The issue is though that those 2 minute conversations are actually distractions for the people you talk to and in an office setting they don't have the option to avoid them.


Or they are 2-minute conversations in the hallways between meetings or spontaneously over lunch. Those two categories are even more important and even more precluded by remote work.


Talking of personal experience after a year remote due to covid I went back to office for a single day and I had members of product management team coming to me every 15 mins with questions. I realized they were doing this pre covid and also during remote but the difference in the latter case was that they were using chat and that meant I could prioritise and reply to them asynchronously. Never went back to office after that day. A


If it’s not worth it to someone to articulate their thoughts/questions in writing, that is a huge red flag that said person will probably waste much more than a few minutes of my time if I don’t reset their expectations.


Can you be certain those calls aren’t being saved, whether by a party on the call or the underlying service in use?

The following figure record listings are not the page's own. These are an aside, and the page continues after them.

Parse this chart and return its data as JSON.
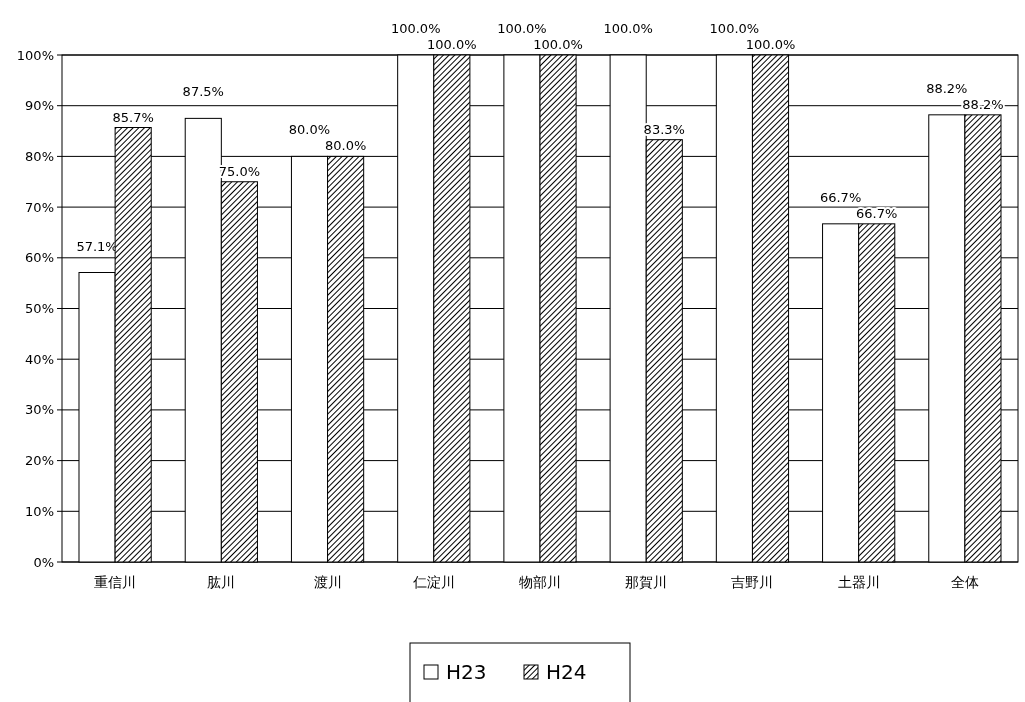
{
  "chart_data": {
    "type": "bar",
    "categories": [
      "重信川",
      "肱川",
      "渡川",
      "仁淀川",
      "物部川",
      "那賀川",
      "吉野川",
      "土器川",
      "全体"
    ],
    "series": [
      {
        "name": "H23",
        "color": "#ffffff",
        "values": [
          57.1,
          87.5,
          80.0,
          100,
          100,
          100,
          100,
          66.7,
          88.2
        ],
        "value_labels": [
          "57.1%",
          "87.5%",
          "80.0%",
          "100.0%",
          "100.0%",
          "100.0%",
          "100.0%",
          "66.7%",
          "88.2%"
        ]
      },
      {
        "name": "H24",
        "color": "#000000",
        "values": [
          85.7,
          75.0,
          80.0,
          100,
          100,
          83.3,
          100,
          66.7,
          88.2
        ],
        "value_labels": [
          "85.7%",
          "75.0%",
          "80.0%",
          "100.0%",
          "100.0%",
          "83.3%",
          "100.0%",
          "66.7%",
          "88.2%"
        ]
      }
    ],
    "ylim": [
      0,
      100
    ],
    "yticks": [
      {
        "value": 0,
        "label": "0%"
      },
      {
        "value": 10,
        "label": "10%"
      },
      {
        "value": 20,
        "label": "20%"
      },
      {
        "value": 30,
        "label": "30%"
      },
      {
        "value": 40,
        "label": "40%"
      },
      {
        "value": 50,
        "label": "50%"
      },
      {
        "value": 60,
        "label": "60%"
      },
      {
        "value": 70,
        "label": "70%"
      },
      {
        "value": 80,
        "label": "80%"
      },
      {
        "value": 90,
        "label": "90%"
      },
      {
        "value": 100,
        "label": "100%"
      }
    ],
    "grid": "y",
    "legend": "bottom"
  }
}
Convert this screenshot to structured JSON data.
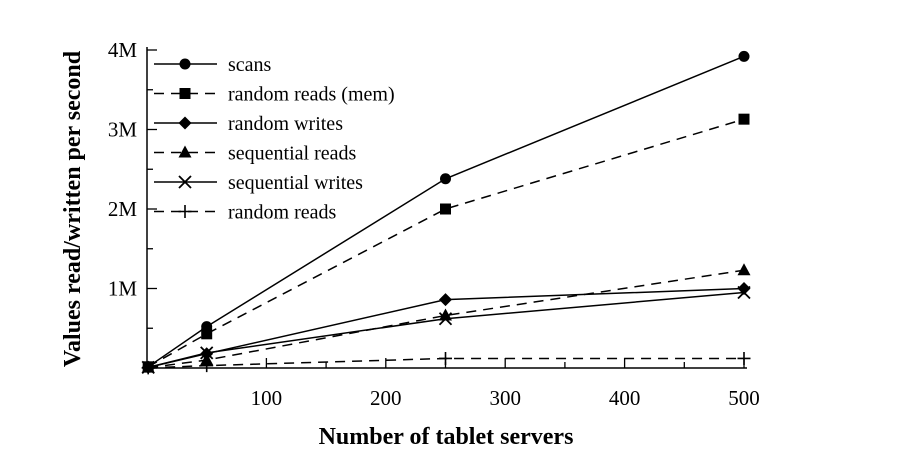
{
  "chart_data": {
    "type": "line",
    "title": "",
    "xlabel": "Number of tablet servers",
    "ylabel": "Values read/written per second",
    "xlim": [
      0,
      500
    ],
    "ylim": [
      0,
      4000000
    ],
    "x_ticks": [
      100,
      200,
      300,
      400,
      500
    ],
    "x_tick_labels": [
      "100",
      "200",
      "300",
      "400",
      "500"
    ],
    "y_ticks": [
      1000000,
      2000000,
      3000000,
      4000000
    ],
    "y_tick_labels": [
      "1M",
      "2M",
      "3M",
      "4M"
    ],
    "grid": false,
    "legend_position": "top-left",
    "x": [
      1,
      50,
      250,
      500
    ],
    "series": [
      {
        "name": "scans",
        "values": [
          15000,
          520000,
          2380000,
          3920000
        ],
        "marker": "circle",
        "dash": "solid"
      },
      {
        "name": "random reads (mem)",
        "values": [
          15000,
          430000,
          2000000,
          3130000
        ],
        "marker": "square",
        "dash": "dashed"
      },
      {
        "name": "random writes",
        "values": [
          8000,
          180000,
          860000,
          1000000
        ],
        "marker": "diamond",
        "dash": "solid"
      },
      {
        "name": "sequential reads",
        "values": [
          4000,
          100000,
          660000,
          1230000
        ],
        "marker": "triangle",
        "dash": "dashed"
      },
      {
        "name": "sequential writes",
        "values": [
          8000,
          190000,
          620000,
          950000
        ],
        "marker": "x",
        "dash": "solid"
      },
      {
        "name": "random reads",
        "values": [
          1200,
          30000,
          120000,
          120000
        ],
        "marker": "plus",
        "dash": "dashed"
      }
    ]
  }
}
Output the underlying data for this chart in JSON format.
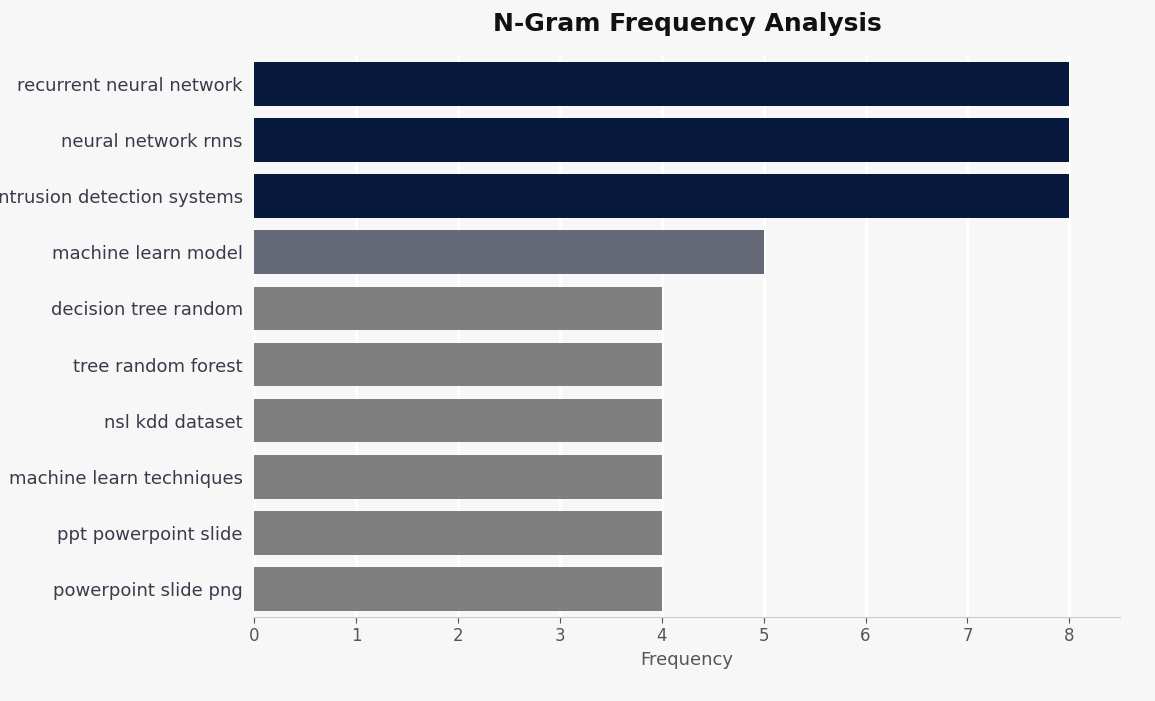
{
  "title": "N-Gram Frequency Analysis",
  "categories": [
    "powerpoint slide png",
    "ppt powerpoint slide",
    "machine learn techniques",
    "nsl kdd dataset",
    "tree random forest",
    "decision tree random",
    "machine learn model",
    "intrusion detection systems",
    "neural network rnns",
    "recurrent neural network"
  ],
  "values": [
    4,
    4,
    4,
    4,
    4,
    4,
    5,
    8,
    8,
    8
  ],
  "bar_colors": [
    "#7f7f7f",
    "#7f7f7f",
    "#7f7f7f",
    "#7f7f7f",
    "#7f7f7f",
    "#7f7f7f",
    "#666977",
    "#071a3e",
    "#071a3e",
    "#071a3e"
  ],
  "xlabel": "Frequency",
  "ylabel": "",
  "xlim": [
    0,
    8.5
  ],
  "xticks": [
    0,
    1,
    2,
    3,
    4,
    5,
    6,
    7,
    8
  ],
  "title_fontsize": 18,
  "label_fontsize": 13,
  "tick_fontsize": 12,
  "background_color": "#f7f7f7",
  "plot_bg_color": "#f7f7f7",
  "bar_height": 0.78
}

In many places, including where I live, its illegal to record calls without the consent of all parties on the call. If they are being illegally saved (certainly possible), nothing in them would be admissible in court.


There is whole range of conversations that would never end up in court but if they are recorded can bring a lot of trouble.


Where I live, you only need consent of one person (ie: ypu self).

But then it changes when you are using company tools. Teams can be configured to automatically record all conversations. The consent is baked into your employment agreement.


those calls are easily recorded on the server, your speech transcribed with reasonable accuracy and searchable. Both Zoom and Microsoft Teams offer the live transcribe.

Whatever it is, it isn't for 'off the books' conversations.


Legit why some co-workers and I have signal. Be like- hey can you hit me up on s? (For non work related conversation, or taking about our Plex/emby/jellyfin/home lab meta conversationa)


Or by the other person. There's a new hire on my team who records all his video chats with what I think is a program meant for streaming games, and Meet/Zoom/etc don't recognize it and so can't notify the other person (he mentioned it once and that he uses it instead of taking notes (the only reason I know he does this), and I was just like ???). It's kinda unnerving.


You might give them a friendly hint that this might be a criminal offense, depending on the state they or the state their conversation partner is in. In California for example, this can be charged either as a misdemeanor or a felony, both with hefty fines and up to multi-year prison sentences.